Durante mucho tiempo, hablar de emociones como el miedo en comunicación política -y en política en general- fue un asunto tabú. Algo propio de los débiles. Muchos autores antiguos pero de larga estela hasta el día de hoy insinuaron que, por ejemplo, el sentir miedo es propio de ignorantes -pues uno teme solo lo que ignora- y cobardes. Y ahí tenemos a Trump y Bolsonaro paseándose con la prepotencia y temeridad propias del que cree saberlo todo… y ahí están Estados Unidos y Brasil encabezando todos los peores rankings de la pandemia, pero a la vez nos llegan a diario imágenes de playas y parques atestados de gente. Una riesgosa normalidad que deriva de la prepotencia de sus líderes.
Del miedo -y otras emociones- hay que hablar con brutal transparencia y los asesores de los líderes globales y locales deben estudiarlo, entenderlo y tomar las medidas adecuadas para actuar frente a él. En una crisis como la del coronavirus, el miedo no se combate ni se procura erradicar, sino que se transita y, en definitiva, se gestiona.
Ejemplos sobran de autoridades cuya primera reacción ante el covid-19 ha sido la de procurar a toda costa erradicar el miedo de la ciudadanía en una mal entendida actitud paternal. Eso deriva en una falsa sensación de seguridad cuyos efectos ya son conocidos por todos.
El miedo debe gestionarse de modo tal que la ciudadanía -siguiendo el ejemplo de la autoridad- transite por ese justo medio virtuoso entre dos extremos peligrosos en épocas de pandemia: la temeridad y la cobardía.
En definitiva, el miedo debe ser administrado estratégicamente a la hora de enfrentar una pandemia de proporciones globales como la actual y el modo de comunicar de nuestras autoridades debe ir en esa línea.

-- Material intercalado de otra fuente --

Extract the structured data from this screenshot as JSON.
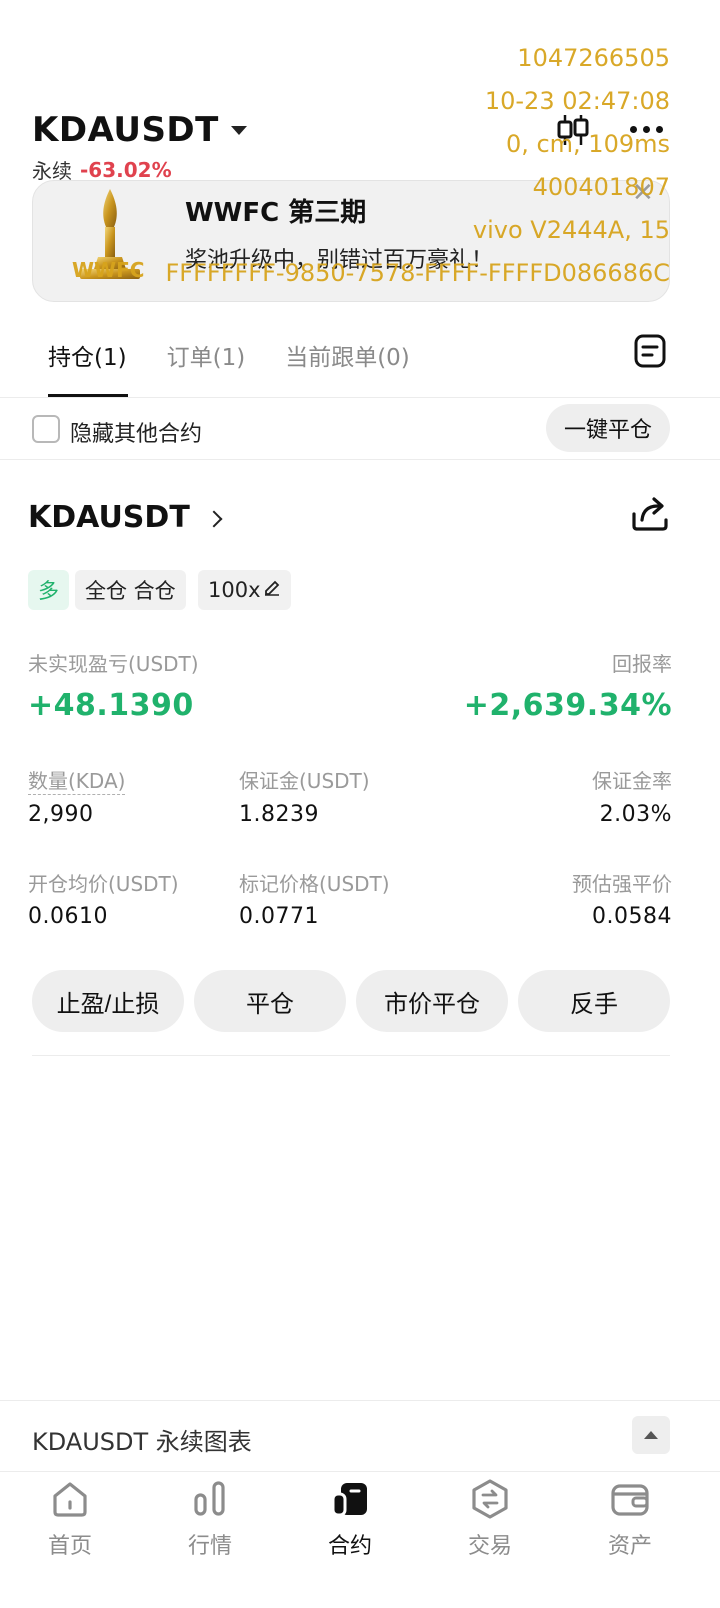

La comunicación política en tiempos de pandemia exige en primer lugar claridad, humildad y transparencia, pero al mismo tiempo altas dosis de empatía y serenidad. En ese sentido, el giro discursivo que se vio en nuestro país con la transición Mañalich-Paris va en esa línea.
Más allá del manejo científico de la pandemia, comunicacionalmente la anterior administración sanitaria abrazaba un discurso bélico -la Batalla de Santiago-, con un estilo altanero y confrontacional, discurso que ya el estallido de octubre de 2019 había recomendado no utilizar. El actual ministro, en cambio, ha avanzado correctamente en la entrega de datos fiables, reconociendo errores y corrigiendo cualquier asomo de falta de transparencia. Y, a la vez, es un secretario de Estado que reconoce constantemente -casi de modo exagerado- el rol de variados protagonistas en esta crisis, incluyendo el de los medios de comunicación, y no duda en pedir un minuto de silencio por los compatriotas fallecidos.
No es casualidad el hecho de que siete de los países que mejor han conducido comunicacionalmente la pandemia -Alemania, Dinamarca, Islandia, Finlandia, Nueva Zelandia, Noruega y Taiwán–son gobernados por mujeres. En comunicación política es precisamente en las líderes femeninas donde se suele depositar la honestidad, la confianza y la empatía y desde donde se pueden estructurar narrativas sólidas y creíbles. La comunicación frente al miedo no debe descartar la imagen universal del niño temeroso corriendo a los brazos, precisamente, de su madre.
El miedo, en definitiva, puede y debe ser gestionado comunicacionalmente, de modo tal que sea, en su justa medida, un aliado de las autoridades en el tránsito discursivo por esta crisis pandémica global.